将包含列表名称的列表传递给 R 中的“pmap”函数并命名结果数据帧或小标题
Pass a list containing list names to `pmap` function in R and name resulting dataframes or tibbles
我正在尝试在 R
中编写一个函数,该函数使用 pmap
函数调用,并使用从列表传递给pmap
函数。我认为最好用一个可重现的玩具示例来解释这一点。这是一个(假设用户 运行ning 在 windows 并且目录 C:\temp\ 已经创建并且当前为空,尽管您可以将下面的路径设置为您选择的任何目录:
#create some toy sample input data files
write.csv(x=data.frame(var1=c(42,43),var2=c(43,45)), file="C:\temp\AL.csv")
write.csv(x=data.frame(var1=c(22,43),var2=c(43,45)), file="C:\temp\AK.csv")
write.csv(x=data.frame(var1=c(90,98),var2=c(97,96)), file="C:\temp\AZ.csv")
write.csv(x=data.frame(var1=c(43,55),var2=c(85,43)), file="C:\temp\PossiblyUnknownName.csv")
#Get list of files in c:\temp directory - assumes only files to be read in exist there
pathnames<-list.files(path = "C:\temp\", full.names=TRUE)
ListIdNumber<-c("ID3413241", "ID3413242", "ID3413243", "ID3413244")
#Create a named list. In reality, my problem is more complex, but this gets at the root of the issue
mylistnames<-list(pathnames_in=pathnames, ListIdNumber_in=ListIdNumber)
#Functions that I've tried, where I'm passing the name ListIdNumber_in into the function so
#the resulting data frames are named.
#Attempt 1
get_data_files1<-function(pathnames_in, ListIdNumber_in){
tempdf <- read.csv(pathnames_in) %>% set_names(nm=ListIdNumber_in)
}
#Attempt 2
get_data_files2<-function(pathnames_in, ListIdNumber_in){
tempdf <- read.csv(pathnames_in)
names(tempdf)<-ListIdNumber_in
tempdf
}
#Attempt 3
get_data_files3<-function(pathnames_in, ListIdNumber_in){
tempdf <- read.csv(pathnames_in)
tempdf
}
#Fails
pmap(mylistnames, get_data_files1)->myoutput1
#Almost, but doesn't name the tibbles it creates and instead creates a variable named ListIdNumber_in
pmap(mylistnames, get_data_files2)->myoutput2
#This gets me the end result that I want, but I want to set the names inside the function
pmap(mylistnames, get_data_files3) %>% set_names(nm=mylistnames$ListIdNumber_in)->myoutput3
所以当我 运行 pmap
我想得到以下结果时,我只是想在函数内部完成嵌套数据的命名 frames/tibbles (而且我真的不需要我认为错误创建的 'X' 变量)。

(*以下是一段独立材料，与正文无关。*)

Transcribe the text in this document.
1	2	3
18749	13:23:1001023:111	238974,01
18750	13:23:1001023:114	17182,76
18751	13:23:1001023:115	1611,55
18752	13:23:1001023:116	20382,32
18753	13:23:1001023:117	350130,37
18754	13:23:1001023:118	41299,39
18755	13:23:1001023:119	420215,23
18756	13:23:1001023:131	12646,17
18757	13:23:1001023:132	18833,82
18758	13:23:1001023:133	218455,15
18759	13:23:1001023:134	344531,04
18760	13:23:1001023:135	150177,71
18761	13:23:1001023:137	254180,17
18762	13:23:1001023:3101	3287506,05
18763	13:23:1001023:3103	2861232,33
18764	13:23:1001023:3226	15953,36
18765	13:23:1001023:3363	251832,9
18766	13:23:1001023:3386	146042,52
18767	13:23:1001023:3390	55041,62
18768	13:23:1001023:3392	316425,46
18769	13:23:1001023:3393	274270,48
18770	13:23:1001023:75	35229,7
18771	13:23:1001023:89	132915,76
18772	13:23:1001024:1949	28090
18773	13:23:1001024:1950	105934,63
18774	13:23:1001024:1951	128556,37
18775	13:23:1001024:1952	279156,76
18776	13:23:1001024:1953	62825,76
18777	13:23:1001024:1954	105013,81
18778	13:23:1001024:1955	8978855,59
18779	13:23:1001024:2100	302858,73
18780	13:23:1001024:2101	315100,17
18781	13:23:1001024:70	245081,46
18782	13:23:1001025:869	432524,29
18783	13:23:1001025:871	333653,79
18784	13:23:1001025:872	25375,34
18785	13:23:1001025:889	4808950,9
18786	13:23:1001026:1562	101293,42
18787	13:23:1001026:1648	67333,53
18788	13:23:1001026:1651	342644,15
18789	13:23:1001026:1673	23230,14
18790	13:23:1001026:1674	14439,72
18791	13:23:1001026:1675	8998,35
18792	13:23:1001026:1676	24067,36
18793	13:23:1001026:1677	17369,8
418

:
$ID3413241
X var1 var2
1 1 22 43
2 2 43 45
$ID3413242
X var1 var2
1 1 42 43
2 2 43 45
$ID3413243
X var1 var2
1 1 90 97
2 2 98 96
$ID3413244
X var1 var2
1 1 43 85
2 2 55 43
知道如何实现吗?
谢谢!
- 这里使用
map
- 无需创建命名列表,因为在读取 csv 时无法在顶层附加名称,请单独添加名称。
library(purrr)
map(pathnames, read.csv) %>% set_names(ListIdNumber)
#$ID3413241
# var1 var2
#1 22 43
#2 43 45
#$ID3413242
# var1 var2
#1 42 43
#2 43 45
#$ID3413243
# var1 var2
#1 90 97
#2 98 96
#$ID3413244
# var1 var2
#1 43 85
#2 55 43
在 base R 中,这可以这样完成:
setNames(lapply(pathnames, read.csv), ListIdNumber)
您获得额外 X
列的原因是因为在编写 csv 时您也在编写行名。将其设置为 row.names = FALSE
,您将没有该列。
write.csv(x=data.frame(var1=c(42,43),var2=c(43,45)),
file="C:\temp\AL.csv", row.names = FALSE)
为此创建您自己的 pmap
怎么样?
# assume that your names are always stored in `ListIdNumber_in`
named_pmap <- function(.l, .f, ...) set_names(pmap(.l, .f, ...), .l$ListIdNumber_in)
那你可以直接调用named_pmap(mylistnames, get_data_files3)
。除了命名部分,这个named_pmap
和pmap
基本一样。
我正在尝试在 R
中编写一个函数,该函数使用 pmap
函数调用,并使用从列表传递给pmap
函数。我认为最好用一个可重现的玩具示例来解释这一点。这是一个(假设用户 运行ning 在 windows 并且目录 C:\temp\ 已经创建并且当前为空,尽管您可以将下面的路径设置为您选择的任何目录:
#create some toy sample input data files
write.csv(x=data.frame(var1=c(42,43),var2=c(43,45)), file="C:\temp\AL.csv")
write.csv(x=data.frame(var1=c(22,43),var2=c(43,45)), file="C:\temp\AK.csv")
write.csv(x=data.frame(var1=c(90,98),var2=c(97,96)), file="C:\temp\AZ.csv")
write.csv(x=data.frame(var1=c(43,55),var2=c(85,43)), file="C:\temp\PossiblyUnknownName.csv")
#Get list of files in c:\temp directory - assumes only files to be read in exist there
pathnames<-list.files(path = "C:\temp\", full.names=TRUE)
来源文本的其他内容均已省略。